From 2.3 billion to worthless: how EY Luxembourg got it all wrong

Israeli spyware company NSO Group was valued at $ 2.3 billion by analysts at EY Luxembourg last year, shortly before the company needed a hefty emergency loan and its equity was labelled “worthless”.

This is reported by the Financial Times, which has reviewed documents on the valuation. Analysts from EY Luxembourg came up with a rating for NSO in July 2021 that was more than twice as high as a rating that the spy company received two years earlier.

Despite falling sales of NSO, EY analysts described the company as “market leader”, although competitors, on the contrary, grew. EY’s valuation would have been made without visiting NSO or verifying information provided by NSO analysts, the FT said.

EY’s valuation was also much higher than a potential buyer of NSO had handled several weeks earlier, in a failed attempt to take a minority stake in the spyware company. Then a value of $ 1.6 billion was assumed, including $ 500 million in debt.

NSO is known for the cyber software Pegasus, intended to be able to track criminals, but in practice also used to track activists, journalists and politicians. The valuation by EY Luxembourg was drawn up just around the time this abuse of Pegasus came out.

NSO’s private equity owner was also involved in a legal battle with Facebook parent company Meta, around the hacking of Meta subsidiary WhatsApp. NSO was subsequently blacklisted in the US.

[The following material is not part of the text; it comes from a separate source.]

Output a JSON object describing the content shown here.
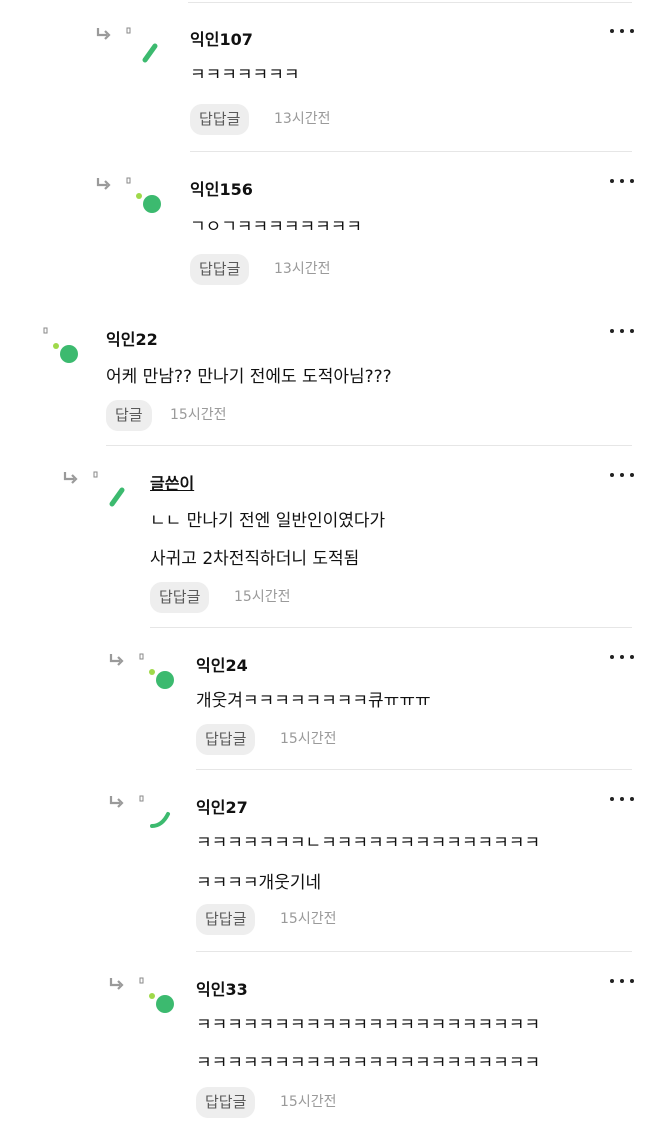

Consulting firm Berkeley Research Group, called in to liquidate the private equity fund, subsequently concluded that NSO’s equity was worth nothing. Investment banks and defense officials are now again trying to assess the value of NSO, in order to be able to divest the core business of the spyware company to a US defense specialist.

EY and NSO declined to comment to the Financial Times.